The ground cover is really the 2nd LAST step. Have your buildings, rock work and rivers or ponds painted first. (Pouring water effects on the painted river or pond is the last thing to do on a piece)

Scales? Lots of various Texture

As previously mentioned I won't spend a lot of time here on making ground. The main things to remember are; nature is not neat and it will look good as long as you consider some ofthe natural laws; like gravity and weathering.

Where people get into the most problems, when they are trying to make it look realistic, is using flocking or sand that is to big. Grind it down some or use something different. A mortar and pestle will work, an old spice grinder, old bowl and a heavy spoon,... experiment.

Use a multitude of textures and colors. The more stuff you have the better it will look.
But..., less is more. You need space too.



Be satisfied with the end result as we are always our own worse critic. i.e. the picture here looks good, yes? I made it from brown paint mixed with glue and poured all the scrapings from my work desk on it. What stuck came out looking like this.



Some people hate them, I think they are required.

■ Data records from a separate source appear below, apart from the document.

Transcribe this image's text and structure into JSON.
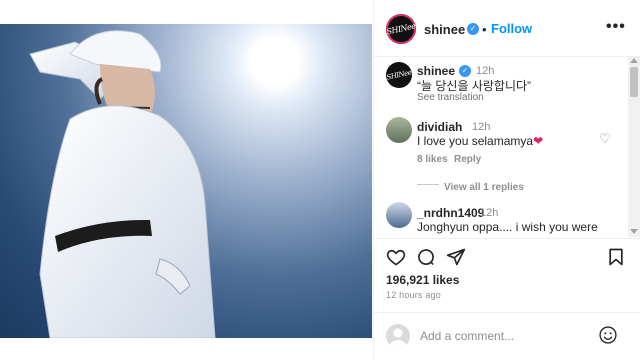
{
  "post": {
    "username": "shinee",
    "separator": "•",
    "follow_label": "Follow",
    "more_label": "•••",
    "avatar_logo_text": "SHINee",
    "like_count": "196,921 likes",
    "posted_ago": "12 hours ago"
  },
  "caption": {
    "username": "shinee",
    "time": "12h",
    "text": "“늘 당신을 사랑합니다”",
    "see_translation": "See translation"
  },
  "comments": [
    {
      "username": "dividiah",
      "time": "12h",
      "text": "I love you selamamya",
      "likes": "8 likes",
      "reply_label": "Reply",
      "avatar_color": "#6b7f62"
    },
    {
      "username": "_nrdhn1409",
      "time": "12h",
      "text": "Jonghyun oppa.... i wish you were",
      "avatar_color": "#7c94b4"
    }
  ],
  "view_replies": "View all 1 replies",
  "add_comment": {
    "placeholder": "Add a comment..."
  },
  "icons": [
    "heart-icon",
    "comment-icon",
    "share-icon",
    "bookmark-icon",
    "emoji-icon",
    "more-icon",
    "verified-icon"
  ],
  "colors": {
    "follow": "#0095f6",
    "verified": "#3897f0",
    "heart_red": "#e0245e"
  }
}
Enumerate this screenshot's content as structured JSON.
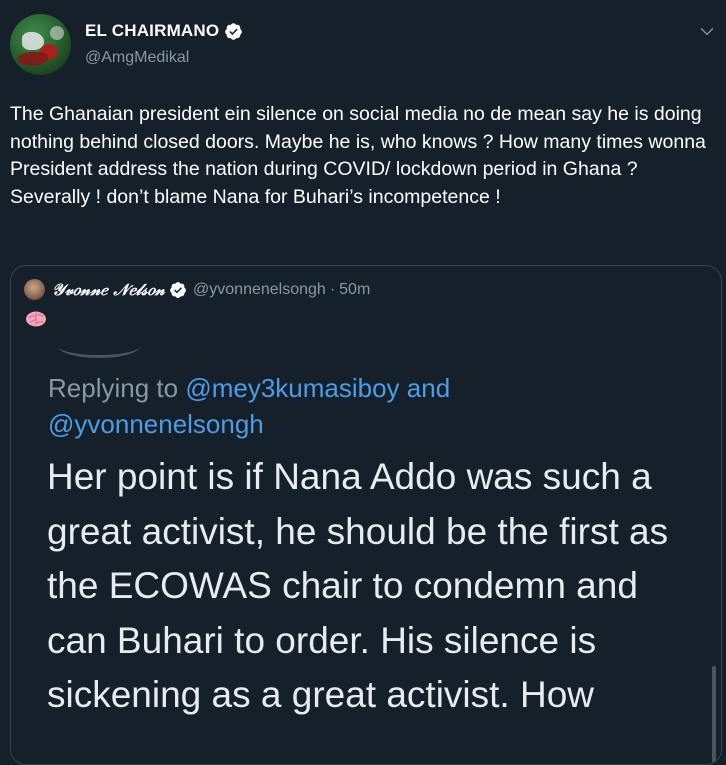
{
  "author": {
    "display_name": "EL CHAIRMANO",
    "handle": "@AmgMedikal",
    "verified": true
  },
  "tweet": {
    "text": "The Ghanaian president ein silence on social media no de mean say he is doing nothing behind closed doors. Maybe he is, who knows ? How many times wonna President address the nation during COVID/ lockdown period in Ghana ? Severally ! don’t blame Nana for Buhari’s incompetence !"
  },
  "quoted_tweet": {
    "display_name": "𝒴𝓋𝑜𝓃𝓃𝑒 𝒩𝑒𝓁𝓈𝑜𝓃",
    "handle": "@yvonnenelsongh",
    "separator": "·",
    "time": "50m",
    "emoji": "🧠",
    "screenshot": {
      "replying_prefix": "Replying to ",
      "replying_user1": "@mey3kumasiboy",
      "replying_and": " and",
      "replying_user2": "@yvonnenelsongh",
      "text": "Her point is if Nana Addo was such a great activist, he should be the first as the ECOWAS chair to condemn and can Buhari to order. His silence is sickening as a great activist. How"
    }
  },
  "icons": {
    "verified": "verified-badge-icon",
    "caret": "chevron-down-icon",
    "brain": "brain-emoji-icon"
  },
  "colors": {
    "background": "#15202b",
    "secondary_text": "#8899a6",
    "link": "#4b9ee6",
    "border": "#38444d"
  }
}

I like the realistic effect. Yes the well painted 'cartoon-color' miniatures and buildings are cool. But, ... I'd rather have it look real. Easier to put myself in the scene, even your girlfriend or wife will want to be small enough to explore on the terrain (probably only the fantasy ones though).

I use a lot of Woodland Senics, but I make my own from various things (dirt (sterilize in oven), dry moss, stale spices, fine sand, chalk dust). If you haven't experimented with weathering using coloured chalk you should.

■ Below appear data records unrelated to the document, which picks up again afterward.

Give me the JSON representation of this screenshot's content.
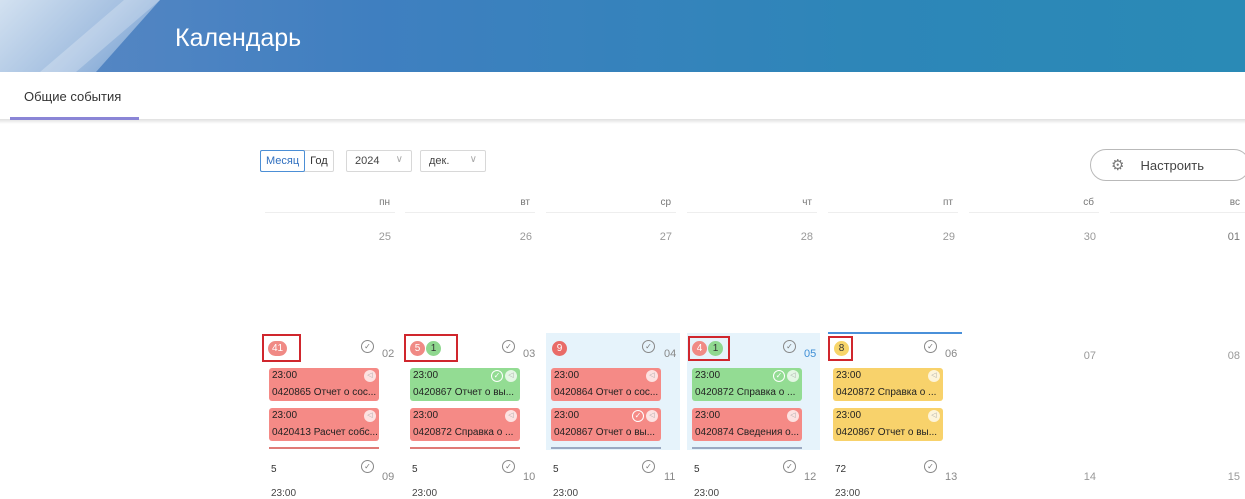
{
  "header": {
    "title": "Календарь"
  },
  "tabs": [
    {
      "label": "Общие события"
    }
  ],
  "controls": {
    "view_month": "Месяц",
    "view_year": "Год",
    "year": "2024",
    "month": "дек.",
    "configure": "Настроить"
  },
  "weekdays": [
    "пн",
    "вт",
    "ср",
    "чт",
    "пт",
    "сб",
    "вс"
  ],
  "week1": [
    "25",
    "26",
    "27",
    "28",
    "29",
    "30",
    "01"
  ],
  "week2": {
    "days": [
      "02",
      "03",
      "04",
      "05",
      "06",
      "07",
      "08"
    ],
    "badges": {
      "mon": [
        "41"
      ],
      "tue": [
        "5",
        "1"
      ],
      "wed": [
        "9"
      ],
      "thu": [
        "4",
        "1"
      ],
      "fri": [
        "8"
      ]
    },
    "events": {
      "mon": [
        {
          "time": "23:00",
          "text": "0420865 Отчет о сос..."
        },
        {
          "time": "23:00",
          "text": "0420413 Расчет собс..."
        }
      ],
      "tue": [
        {
          "time": "23:00",
          "text": "0420867 Отчет о вы..."
        },
        {
          "time": "23:00",
          "text": "0420872 Справка о ..."
        }
      ],
      "wed": [
        {
          "time": "23:00",
          "text": "0420864 Отчет о сос..."
        },
        {
          "time": "23:00",
          "text": "0420867 Отчет о вы..."
        }
      ],
      "thu": [
        {
          "time": "23:00",
          "text": "0420872 Справка о ..."
        },
        {
          "time": "23:00",
          "text": "0420874 Сведения о..."
        }
      ],
      "fri": [
        {
          "time": "23:00",
          "text": "0420872 Справка о ..."
        },
        {
          "time": "23:00",
          "text": "0420867 Отчет о вы..."
        }
      ]
    }
  },
  "week3": {
    "days": [
      "09",
      "10",
      "11",
      "12",
      "13",
      "14",
      "15"
    ],
    "counts": [
      "5",
      "5",
      "5",
      "5",
      "72"
    ],
    "times": [
      "23:00",
      "23:00",
      "23:00",
      "23:00",
      "23:00"
    ]
  },
  "colors": {
    "overdue": "#f58a86",
    "done": "#93dc93",
    "pending": "#f8d26b",
    "accent": "#4a90d9"
  }
}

When I paint my terrain piece I use watered down glue mixed in the paint, and add the flocking while it is still wet.

I start with a piece of terrain that has been coated with goop and dry. The ground is then covered with a thick mixture of white glue and acylic paint.

While this is still very wet I sprinkle flockings on.

Start with little rocks and sticks, then hold the piece on its side and add dark colours for the edges of cliffs and ridges. I next add greens, burnt grass colours, and finally very fine sand and a mixture of ground dirt and brown chalks.


Natural Materials

As mentioned add some!

The dried roots of several plants work. Spice it up; raid the stale basil. I like ground up roots of old dead lawn grass.

Keep the sands fine. I have to buy mine as the stuff here has too much mica in it.

Outdoor dirts and sands should be sterilized first in the microwave or an oven.